282. Memorandum From Stephen Larrabee of the National Security Council Staff to the President’s Assistant for National Security Affairs (Brzezinski)1

SUBJECT

  • President’s Attendance at Tito’s Funeral

I understand that you feel that the President should not go to Tito’s funeral. While I appreciate the difficulties his attendance might pose—especially in regard to any meeting with Brezhnev—in my view the primary consideration should not be how to handle a meeting with Brezhnev (who may well not attend the funeral) but the type of signal the President’s attendance—or failure to attend—would convey to the Soviets, to the Allies, and above all to the Yugoslavs. From this perspective, there are strong and compelling reasons why I believe the President should lead the funeral delegation:

1. The Impact on the Yugoslavs. Despite the outward calm and all the preparations for Tito’s death, the Yugoslavs still remain nervous about what the future portends and suspicious of the depth and the sincerity of U.S. support. As Ambassador Eagleburger has rightly stressed, what we do in the first few days and weeks after Tito’s death will have a major psychological and political impact on the Yugoslav leadership and on future Yugoslav attitudes. Nothing would do more to reassure the new leadership and underscore our support for Yugoslavia’s independence and nonaligned position than for the President to go to the funeral. His attendance would also be a clear signal to others, who in the wake of Soviet invasion of Afghanistan are concerned about Soviet intentions, that the U.S. is firmly committed to supporting Yugoslavia. (C)

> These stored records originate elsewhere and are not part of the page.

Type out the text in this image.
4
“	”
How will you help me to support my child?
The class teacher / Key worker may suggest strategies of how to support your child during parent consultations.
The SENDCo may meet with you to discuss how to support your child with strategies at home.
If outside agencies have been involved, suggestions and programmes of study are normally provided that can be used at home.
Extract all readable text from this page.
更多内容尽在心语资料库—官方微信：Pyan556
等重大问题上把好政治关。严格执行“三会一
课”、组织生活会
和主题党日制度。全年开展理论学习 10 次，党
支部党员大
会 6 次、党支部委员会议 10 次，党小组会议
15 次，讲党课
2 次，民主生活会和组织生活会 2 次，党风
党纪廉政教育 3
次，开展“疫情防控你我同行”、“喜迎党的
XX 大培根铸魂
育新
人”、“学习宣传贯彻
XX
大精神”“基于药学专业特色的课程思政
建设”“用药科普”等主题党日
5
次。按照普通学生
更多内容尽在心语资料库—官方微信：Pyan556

2. The Danger of Ambiguity. Conversely, if the President does not go, and other major European leaders do (Thatcher already plans to go, and it is almost certain that Schmidt and Giscard will go), it will appear as if the U.S. is less concerned about Yugoslavia than are our allies, and the credibility of our past statements of support will be weakened. Many people will undoubtedly recall the President’s ambiguous campaign statement on Yugoslavia,2 and he will be criticized by [Page 921] some of his opponents, as well as some journalists, for passing up an important chance to concretely underscore U.S. support for Yugoslavia at a critical moment. (C)

3. Consultation with the Allies. The trip provides a valuable opportunity for the President to consult with the allies (especially Schmidt, Thatcher and Giscard) and to coordinate policy on a broad range of issues at a moment when allied solidarity is—or at least is perceived to be—beginning to unravel. A meeting with the major allies could serve to shore up this solidarity and give it a shot in the arm. But this will require leadership that only the President can provide. In lieu of that, as Bob Blackwill has pointed out, East-West detente will be left in the hands of Schmidt and Giscard, who may succumb to attempts by the Soviets to exploit fissures in the Alliance. (C)

4. Domestic Political Considerations. The trip could help the President domestically. He would capture the headlines, be seen meeting with world leaders and providing international leadership while the Vice President campaigns in New Hampshire—and he could be back in the White House in 48 hours. (C)

5. The Soviet Angle. Because of Brezhnev’s health, and with Kosygin incapacitated, it is far from certain that he will attend the funeral. (The Soviets only sent their Ambassador to Kardelj’s funeral—a point not lost on the Yugoslavs.) If Brezhnev does not go—and my guess is that he won’t—then there is no problem. Vance could meet quietly with Gromyko or you could meet with Alexandrov.3 If Brezhnev does go, then the President can hardly avoid meeting with him. While any such meeting is unlikely to result in any dramatic change in Soviet policy or a major improvement in bilateral relations, it need not turn into a shouting match. At the very least it would provide an opportunity for the President to:

  • —make clear to the Soviets at the highest level in a firm nonpolemical manner the nature of our concerns over Afghanistan and the reasons for our actions;
  • —reaffirm his belief in the need to dampen military competition and move forward in areas such as MBFR, SALT and CSCE;
  • —project an image of firmness and determination to defend vital U.S. interest;
  • —keep open the lines of communication and leave the door ajar for any Soviet initiatives at a later date. (C)
  1. Source: Carter Library, National Security Affairs, Brzezinski Material, Brzezinski Office File, Country Chron File, Box 57, Yugoslavia: 1–2/80. Confidential. Sent for information. A stamped notation on the memorandum reads: “ZB has seen.”
  2. See footnote 2, Document 235, for Carter’s 1976 statement on Yugoslavia during the Presidential debate with President Ford.
  3. Andrei M. Aleksandrov-Agentov, a member of the Secretariat of the General Secretary, Central Committee of the Communist Party of the Soviet Union, and Brezhnev’s foreign policy adviser.